30 December 2016

George Alec Effinger


by
O'Neil De Noux

George Alec Effinger was a great New Orleans writer and should be recognized as we recognize William Faulkner, who wrote his first novel while living in Pirate Alley in the French Quarter, and Lilliam Hellman, who was romantically involved with Dasheill Hammett and wrote THE LITTLE FOXES and WATCH ON THE RHINE and Truman Capote , who was born in New Orleans, and even Tennessee Williams who wrote A STREETCAR NAMED DESIRE while living on St. Peter Street. George lived quietly on Dumaine Street and other areas of the city for over thirty years and penned some of the best science-fiction short stories and novels of the late 20th Century. He took a young writer (me) and taught me how to write a short story. FYI: I've been able to sell over 300 short stories and win the SHAMUS Award for 'Best Private Eye Short Story' and a DERRINGER Award for 'Best Novelette'.

George Alec Effinger and Harlan Ellison
at the 1990 Tennessee Williams New Orleans Literary Festival

George was recognized by his peers, winning science-fiction's prestigious NEBULA Award, HUGO Award, and Japan's version of the Hugo, the SEIUN Award. There are no more clever, well written books than George's SF-mystery novels WHEN GRAVITY FAILS, A FIRE IN THE SUN and THE EXILE KISS. He even wrote straight mystery novels, SHADOW MONEY and FELICIA.

An SF-Mystery Novel

Living in constant pain from lingering illnesses most of his life, George died in near poverty. It took nearly 20 years for the New Orleans literary community to even acknowledge a writer of his stature was living and working here and even after, he was labeled a 'New Orleans based writer' because (as most New Orleanians know) if you weren't born or raised in New Orleans you're not a New Orleanian no matter how long you live here. George arrived as an adult. That label bothered him. For someone who laughed so much and brought laughter to his friends, his was not a happy life.
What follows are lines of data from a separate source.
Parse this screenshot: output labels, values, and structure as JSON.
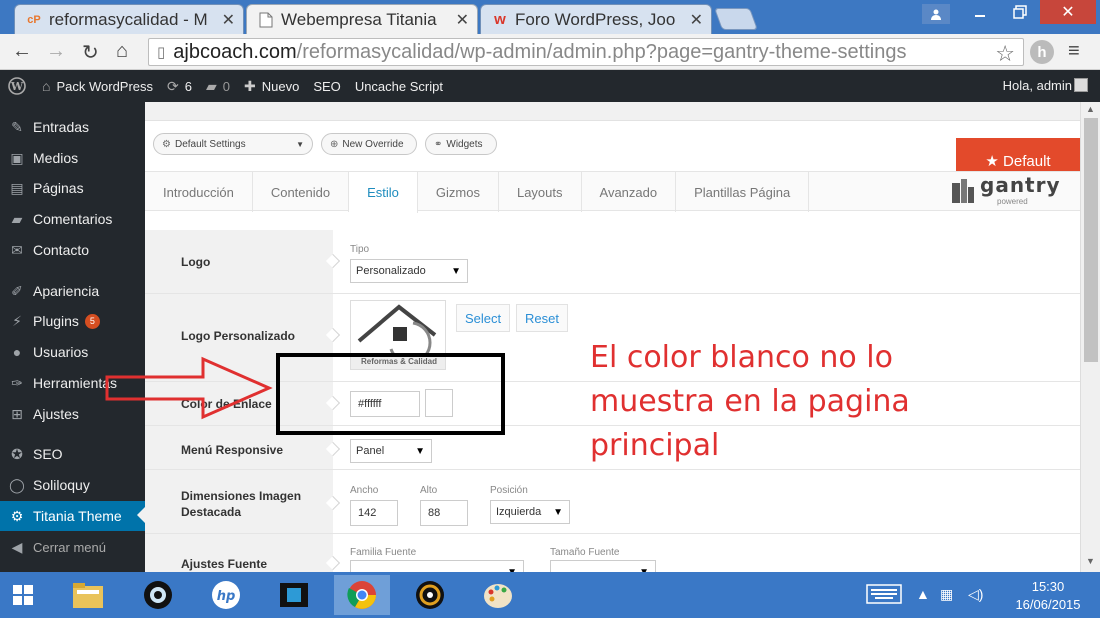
{
  "browser": {
    "tabs": [
      {
        "title": "reformasycalidad - M",
        "favicon": "cP",
        "favicon_color": "#e8772e"
      },
      {
        "title": "Webempresa Titania",
        "favicon": "page",
        "active": true
      },
      {
        "title": "Foro WordPress, Joo",
        "favicon": "w",
        "favicon_color": "#d9372b"
      }
    ],
    "url_host": "ajbcoach.com",
    "url_path": "/reformasycalidad/wp-admin/admin.php?page=gantry-theme-settings",
    "extension_letter": "h"
  },
  "adminbar": {
    "site": "Pack WordPress",
    "updates": "6",
    "comments": "0",
    "new_label": "Nuevo",
    "seo": "SEO",
    "uncache": "Uncache Script",
    "howdy": "Hola, admin"
  },
  "menu": {
    "items": [
      {
        "label": "Entradas",
        "icon": "pin-icon"
      },
      {
        "label": "Medios",
        "icon": "media-icon"
      },
      {
        "label": "Páginas",
        "icon": "pages-icon"
      },
      {
        "label": "Comentarios",
        "icon": "comments-icon"
      },
      {
        "label": "Contacto",
        "icon": "mail-icon"
      },
      {
        "label": "Apariencia",
        "icon": "brush-icon"
      },
      {
        "label": "Plugins",
        "icon": "plug-icon",
        "badge": "5"
      },
      {
        "label": "Usuarios",
        "icon": "user-icon"
      },
      {
        "label": "Herramientas",
        "icon": "wrench-icon"
      },
      {
        "label": "Ajustes",
        "icon": "settings-icon"
      },
      {
        "label": "SEO",
        "icon": "seo-icon"
      },
      {
        "label": "Soliloquy",
        "icon": "circle-icon"
      },
      {
        "label": "Titania Theme",
        "icon": "gear-icon",
        "current": true
      },
      {
        "label": "Cerrar menú",
        "icon": "collapse-icon"
      }
    ]
  },
  "gantry": {
    "settings_select": "Default Settings",
    "new_override": "New Override",
    "widgets": "Widgets",
    "default_button": "★ Default",
    "tabs": [
      "Introducción",
      "Contenido",
      "Estilo",
      "Gizmos",
      "Layouts",
      "Avanzado",
      "Plantillas Página"
    ],
    "active_tab": "Estilo",
    "logo_text": "gantry",
    "logo_sub": "powered"
  },
  "settings": {
    "logo_label": "Logo",
    "logo_type_sub": "Tipo",
    "logo_type_value": "Personalizado",
    "logo_custom_label": "Logo Personalizado",
    "logo_image_caption": "Reformas & Calidad",
    "select_btn": "Select",
    "reset_btn": "Reset",
    "link_color_label": "Color de Enlace",
    "link_color_value": "#ffffff",
    "menu_responsive_label": "Menú Responsive",
    "menu_responsive_value": "Panel",
    "featured_label": "Dimensiones Imagen Destacada",
    "width_sub": "Ancho",
    "width_value": "142",
    "height_sub": "Alto",
    "height_value": "88",
    "position_sub": "Posición",
    "position_value": "Izquierda",
    "font_label": "Ajustes Fuente",
    "font_family_sub": "Familia Fuente",
    "font_size_sub": "Tamaño Fuente"
  },
  "annotation": {
    "text": "El color blanco no lo muestra en la pagina principal",
    "color": "#e03030"
  },
  "taskbar": {
    "time": "15:30",
    "date": "16/06/2015"
  }
}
The final insult came from our local newspaper (a paper who neglected him for most of his life) who described him in their obituary as a Cleveland native. The accident of a man's birth does not make him a native of that location. George was from New Orleans, man, like few others.

Effinger's Futuristic French Quarter - another time - another place

Here's another irony. I've read many books by New Orleans writers acclaimed by critics and reviewers with far less feel for our city that Effinger did transposing the French Quarter to a futuristic  Arab world. Take a walk along the dusty, Raymond Chandleresque streets of the dark Budayeen, starting with WHEN GRAVITY FAILS. This a unique mystery series.

Thank you, George. You are remembered and your writing cherished. Inshallah!

10 comments:

janice law said...

Sounds fascinating. I'll pass his name on to the science fiction fan in our household.

Eve Fisher said...

I'll put it on my ever-lengthening list!

B.K. Stevens said...

Thanks for this touching and informative portrait.

R.T. Lawton said...

George was lucky to have you for a friend, and you were lucky that he taught you to write. Preserve the past, enjoy the present.

Jeff Baker said...

Wow! I've loved his short-stories for years! And you knew him! Wow! Thanks for the remembrance here! For anyone wanting some of his best stories, I recommend the collection "George Alec Effinger Live! From Planet Earth."

Paul D. Marks said...

I hadn't heard of him, O'Neil. But will check him out. Thanks.

O'Neil De Noux said...

Jeff,
GEORGE ALEC EFFINGER LIVE! FROM PLANET EARTH sits on the bookshelf above my bed next to another great collection, THE COMPLETE WESTERN STORIES OF ELMORE LEONARD. LIVE! includes my all-time favorite Effinger story - "One." I miss him.

John Floyd said...

Fascinating and informative, O'Neil--great piece.

Glad to hear I'm not the only one who loved The Complete Western Stories of Elmore Leonard. It's on my bookshelf also. Mysteries OR Westerns, Leonard was a genius.

Chadwick said...

Say, do you know any stories about what he drew from the Quarter to create the Buyadeen? I mean more than the geography and the feel. Are there characters drawn from his circles, or bars?

O'Neil De Noux said...

Chadwick. Yes. George was inspired by characters in the Quarter. Unfortunately, I do not remember the details. I remember him telling me a particular woman inspired a certain character and a particular place inspired a place in the Buyadeen. I should have paid closer attention.